So aehnlich ging es mit lange Zeit mit Vorverstaerkern, bis dass ich die Koda Takumi K10 kennengelernt habe. Diese ist in der Lage, mich auch bei langen Hörsessions in den musikalischen Bann zu ziehen! Und dass , obwohl die Koda eine reine TransistorVorstufe ist.

​Leider liegt die Koda Takumi MC1 Phonovorstufe mit einer UVP von fast 70.000,-eur weit ausserhalb meiner Moeglichkeiten, insofern habe ich mich in Muenchen auf der High End nach anderen Moeglichkeiten umgesehen.

​Auffällig oft wurde mir dort die Phono Vorstufe

CH Precision P1

https://www.hifitest.de/test/phono_v...ision-p1_13973
​https://www.ch-precision.com/en/products/source/p1

Die P1 liegt mit einem aktuellen Preis von rum 30.000,-eur zwar immer noch im absoluten High End Bereich, auf der anderen Seite passt sie Preislich in das Feld der bisher von mir genutzten Phono Vorstufen, die Aesthetix lag bei ca 25k, die Kondo mit Uebertrager ebenfalls bei ca 30k.

Als mir dann Nishikawa San (ehm Chefentwickler Micro Seiki, jetzt TechDas) erzählte, dass er mit der CH Precision P1 seine Laufwerke entwickelt und auch privat damit Musik hoert , stand der Entschluss fest, dass ich die P1 in meiner Kette hoeren wollte.

Vielleicht kann die P1 als moderner Transistor ja das, was ich bis jetzt immer bei "Sand" vermisst habe....

​Was mir technologisch schon mal gefaellt ist, dass ich 3 Eingaenge habe, die ich separat konfigurieren kann.

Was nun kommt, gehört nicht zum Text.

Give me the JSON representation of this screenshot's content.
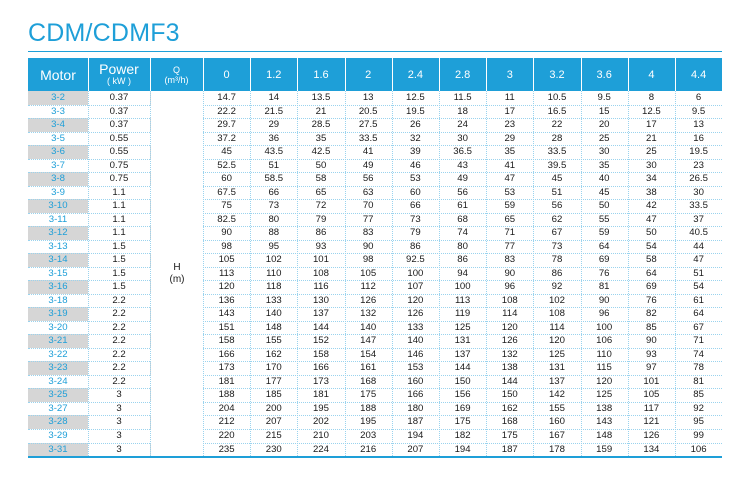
{
  "title": "CDM/CDMF3",
  "header": {
    "motor": "Motor",
    "power": "Power",
    "power_unit": "( kW )",
    "q": "Q",
    "q_unit": "(m³/h)",
    "flows": [
      "0",
      "1.2",
      "1.6",
      "2",
      "2.4",
      "2.8",
      "3",
      "3.2",
      "3.6",
      "4",
      "4.4"
    ]
  },
  "head_label": "H",
  "head_unit": "(m)",
  "rows": [
    {
      "model": "3-2",
      "power": "0.37",
      "h": [
        "14.7",
        "14",
        "13.5",
        "13",
        "12.5",
        "11.5",
        "11",
        "10.5",
        "9.5",
        "8",
        "6"
      ]
    },
    {
      "model": "3-3",
      "power": "0.37",
      "h": [
        "22.2",
        "21.5",
        "21",
        "20.5",
        "19.5",
        "18",
        "17",
        "16.5",
        "15",
        "12.5",
        "9.5"
      ]
    },
    {
      "model": "3-4",
      "power": "0.37",
      "h": [
        "29.7",
        "29",
        "28.5",
        "27.5",
        "26",
        "24",
        "23",
        "22",
        "20",
        "17",
        "13"
      ]
    },
    {
      "model": "3-5",
      "power": "0.55",
      "h": [
        "37.2",
        "36",
        "35",
        "33.5",
        "32",
        "30",
        "29",
        "28",
        "25",
        "21",
        "16"
      ]
    },
    {
      "model": "3-6",
      "power": "0.55",
      "h": [
        "45",
        "43.5",
        "42.5",
        "41",
        "39",
        "36.5",
        "35",
        "33.5",
        "30",
        "25",
        "19.5"
      ]
    },
    {
      "model": "3-7",
      "power": "0.75",
      "h": [
        "52.5",
        "51",
        "50",
        "49",
        "46",
        "43",
        "41",
        "39.5",
        "35",
        "30",
        "23"
      ]
    },
    {
      "model": "3-8",
      "power": "0.75",
      "h": [
        "60",
        "58.5",
        "58",
        "56",
        "53",
        "49",
        "47",
        "45",
        "40",
        "34",
        "26.5"
      ]
    },
    {
      "model": "3-9",
      "power": "1.1",
      "h": [
        "67.5",
        "66",
        "65",
        "63",
        "60",
        "56",
        "53",
        "51",
        "45",
        "38",
        "30"
      ]
    },
    {
      "model": "3-10",
      "power": "1.1",
      "h": [
        "75",
        "73",
        "72",
        "70",
        "66",
        "61",
        "59",
        "56",
        "50",
        "42",
        "33.5"
      ]
    },
    {
      "model": "3-11",
      "power": "1.1",
      "h": [
        "82.5",
        "80",
        "79",
        "77",
        "73",
        "68",
        "65",
        "62",
        "55",
        "47",
        "37"
      ]
    },
    {
      "model": "3-12",
      "power": "1.1",
      "h": [
        "90",
        "88",
        "86",
        "83",
        "79",
        "74",
        "71",
        "67",
        "59",
        "50",
        "40.5"
      ]
    },
    {
      "model": "3-13",
      "power": "1.5",
      "h": [
        "98",
        "95",
        "93",
        "90",
        "86",
        "80",
        "77",
        "73",
        "64",
        "54",
        "44"
      ]
    },
    {
      "model": "3-14",
      "power": "1.5",
      "h": [
        "105",
        "102",
        "101",
        "98",
        "92.5",
        "86",
        "83",
        "78",
        "69",
        "58",
        "47"
      ]
    },
    {
      "model": "3-15",
      "power": "1.5",
      "h": [
        "113",
        "110",
        "108",
        "105",
        "100",
        "94",
        "90",
        "86",
        "76",
        "64",
        "51"
      ]
    },
    {
      "model": "3-16",
      "power": "1.5",
      "h": [
        "120",
        "118",
        "116",
        "112",
        "107",
        "100",
        "96",
        "92",
        "81",
        "69",
        "54"
      ]
    },
    {
      "model": "3-18",
      "power": "2.2",
      "h": [
        "136",
        "133",
        "130",
        "126",
        "120",
        "113",
        "108",
        "102",
        "90",
        "76",
        "61"
      ]
    },
    {
      "model": "3-19",
      "power": "2.2",
      "h": [
        "143",
        "140",
        "137",
        "132",
        "126",
        "119",
        "114",
        "108",
        "96",
        "82",
        "64"
      ]
    },
    {
      "model": "3-20",
      "power": "2.2",
      "h": [
        "151",
        "148",
        "144",
        "140",
        "133",
        "125",
        "120",
        "114",
        "100",
        "85",
        "67"
      ]
    },
    {
      "model": "3-21",
      "power": "2.2",
      "h": [
        "158",
        "155",
        "152",
        "147",
        "140",
        "131",
        "126",
        "120",
        "106",
        "90",
        "71"
      ]
    },
    {
      "model": "3-22",
      "power": "2.2",
      "h": [
        "166",
        "162",
        "158",
        "154",
        "146",
        "137",
        "132",
        "125",
        "110",
        "93",
        "74"
      ]
    },
    {
      "model": "3-23",
      "power": "2.2",
      "h": [
        "173",
        "170",
        "166",
        "161",
        "153",
        "144",
        "138",
        "131",
        "115",
        "97",
        "78"
      ]
    },
    {
      "model": "3-24",
      "power": "2.2",
      "h": [
        "181",
        "177",
        "173",
        "168",
        "160",
        "150",
        "144",
        "137",
        "120",
        "101",
        "81"
      ]
    },
    {
      "model": "3-25",
      "power": "3",
      "h": [
        "188",
        "185",
        "181",
        "175",
        "166",
        "156",
        "150",
        "142",
        "125",
        "105",
        "85"
      ]
    },
    {
      "model": "3-27",
      "power": "3",
      "h": [
        "204",
        "200",
        "195",
        "188",
        "180",
        "169",
        "162",
        "155",
        "138",
        "117",
        "92"
      ]
    },
    {
      "model": "3-28",
      "power": "3",
      "h": [
        "212",
        "207",
        "202",
        "195",
        "187",
        "175",
        "168",
        "160",
        "143",
        "121",
        "95"
      ]
    },
    {
      "model": "3-29",
      "power": "3",
      "h": [
        "220",
        "215",
        "210",
        "203",
        "194",
        "182",
        "175",
        "167",
        "148",
        "126",
        "99"
      ]
    },
    {
      "model": "3-31",
      "power": "3",
      "h": [
        "235",
        "230",
        "224",
        "216",
        "207",
        "194",
        "187",
        "178",
        "159",
        "134",
        "106"
      ]
    }
  ]
}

Ich hoere sehr gerne die vdh Colibri Systeme und diese lieben den hauseigenen vdh Grail (am liebsten den symmetrischen SB). Der Grail PhonoPre ist ein sogenannter Stromverstärker. Dieser spielt im Prinzip unabhängig vom Spuelenwiderstand, dh es muss keine Impedanz voreingestellt werden.

​Allerdings sind diese Stromverstärker zumeist nur bei Tonabnehmern mit geringem Spulenwiderstand zu gebrauchen (meistens bis ca 40ohm)

​2 der P1 Eingänge sind mit einem solchen Stromverstärker ausgestattet und koennen bis ca 65db verstärken .

der dritte P Eingang ist MM oder MC .

MC in diesem Fall in klassischer Schaltung, so dass die Impedanz gewaehlt werden kann. Dies kann in 500 kleinteiligen Schritten geschehen.

Dafuer ist sogar eine Messchallplatte beigefuegt, das Display kann dann einen Frequenzschrieb anzeigen und man kann sehen, wie sich dieser , jeh nach gewaehlter Impedanz ändert....

ok, ist fuer mich ne nette Spielerei, da ich es vorziehe nach Gehör einzustellen. (Nachdem ich grob nach der Faustregel (Abschlussimpedenaz = 10x DC Spulenwiderstand) voreingestellt habe)

Da ich aktuell an meinen blauen Dreher ein vdh Stradivarius als MC System und ein Clearaudio MM System montiert habe, werde ich diese Moeglichkeit nicht brauchen.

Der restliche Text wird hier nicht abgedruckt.